Есть натуры закрытые, которые узнаёшь исподволь, Багрицкий был, наоборот, человеком, распахнутым настежь, и немного мне понадобилось времени, чтобы увидеть, что эта зоркость и сила Багрицкого и словно постоянная готовность к большому полёту были точным физическим отражением его душевных качеств. Это ощущение осталось у меня на всю жизнь».

Багрицкий и сам в одном из своих стихотворений называет себя птицеподобным. «Эдуард мог бы стать героем поэмы или романа, – продолжает Славин. – Мне всегда казалось, что если бы кто-нибудь задумал изобразить не поэта, а саму поэзию, он не нашёл бы лучшей модели, чем Эдуард Багрицкий…». Он и стал одним из центральных героев замечательной повести Валентина Катаева «Алмазный мой венец». «Он ютился вместе со всеми своими книгами приключений, а также толстым томом „Жизни животных” Брема – его любимой книгой – на антресолях двухкомнатной квартирки (окнами на унылый, тёмный двор) с традиционной бархатной скатертью на столе, двумя серебряными подсвечниками и неистребимым запахом фаршированной щуки, – пишет

Валентин Катаев. – Его стихи казались мне недосягаемо прекрасными, а сам он гением.

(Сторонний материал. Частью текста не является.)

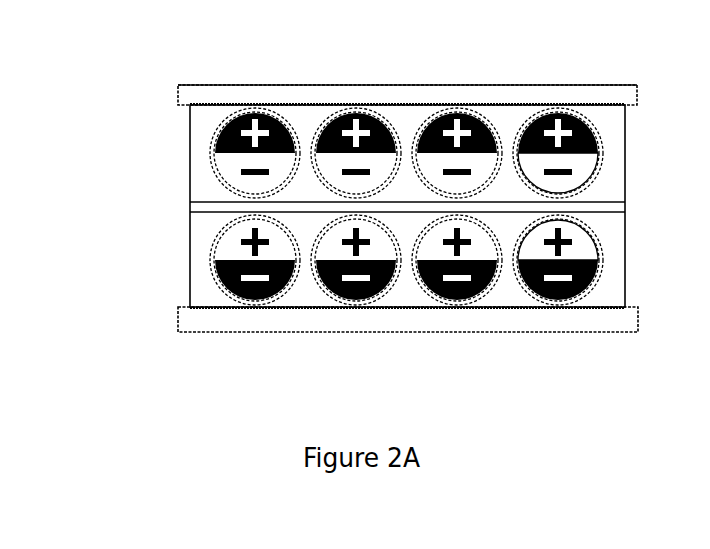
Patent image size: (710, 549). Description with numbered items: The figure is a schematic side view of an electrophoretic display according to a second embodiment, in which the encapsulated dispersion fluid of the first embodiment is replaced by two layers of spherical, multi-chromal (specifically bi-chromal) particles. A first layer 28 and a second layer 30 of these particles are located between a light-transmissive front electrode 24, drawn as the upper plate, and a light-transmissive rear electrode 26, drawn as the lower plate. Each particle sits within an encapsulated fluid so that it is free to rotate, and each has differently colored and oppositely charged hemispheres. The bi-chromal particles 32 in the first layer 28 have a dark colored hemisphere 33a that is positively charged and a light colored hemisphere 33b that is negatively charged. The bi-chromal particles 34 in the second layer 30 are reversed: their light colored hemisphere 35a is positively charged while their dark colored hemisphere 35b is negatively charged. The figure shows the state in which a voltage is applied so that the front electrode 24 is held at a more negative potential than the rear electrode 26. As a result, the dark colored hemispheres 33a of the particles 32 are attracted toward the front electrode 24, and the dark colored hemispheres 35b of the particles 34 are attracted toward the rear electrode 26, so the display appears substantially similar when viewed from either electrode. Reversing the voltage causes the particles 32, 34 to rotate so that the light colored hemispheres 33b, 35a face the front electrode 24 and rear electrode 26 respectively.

The light-transmissive front electrode 24 is at (178, 93).
The light-transmissive rear electrode 26 is at (178, 317).
The first layer 28 is at (190, 167).
The second layer 30 is at (190, 260).
The bi-chromal particles 32 is at (607, 151).
The dark colored hemisphere 33a is at (600, 134).
The light colored hemisphere 33b is at (598, 168).
The bi-chromal particles 34 is at (605, 258).
The light colored hemisphere 35a is at (597, 243).
The dark colored hemisphere 35b is at (598, 280).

– Там, где выступ холодный и серый водопадом свергается вниз, я кричу у безмолвной пещеры: Дионис! Дионис! Дионис! – декламировал он на бис своё коронное стихотворение…

– Утомясь после долгой охоты, запылив свой пурпурный наряд, ты ушёл в бирюзовые гроты выжимать золотой виноград.

Эти стихи были одновременно и безвкусны, и необъяснимо прекрасны.

Казалось, птицелов сейчас захлебнётся от вдохновения. Он выглядел силачом, атлетом.

Впоследствии я узнал, что с детства он страдает бронхиальной астмой и вся его как бы гладиаторская внешность – не что иное, как не без труда давшаяся поза.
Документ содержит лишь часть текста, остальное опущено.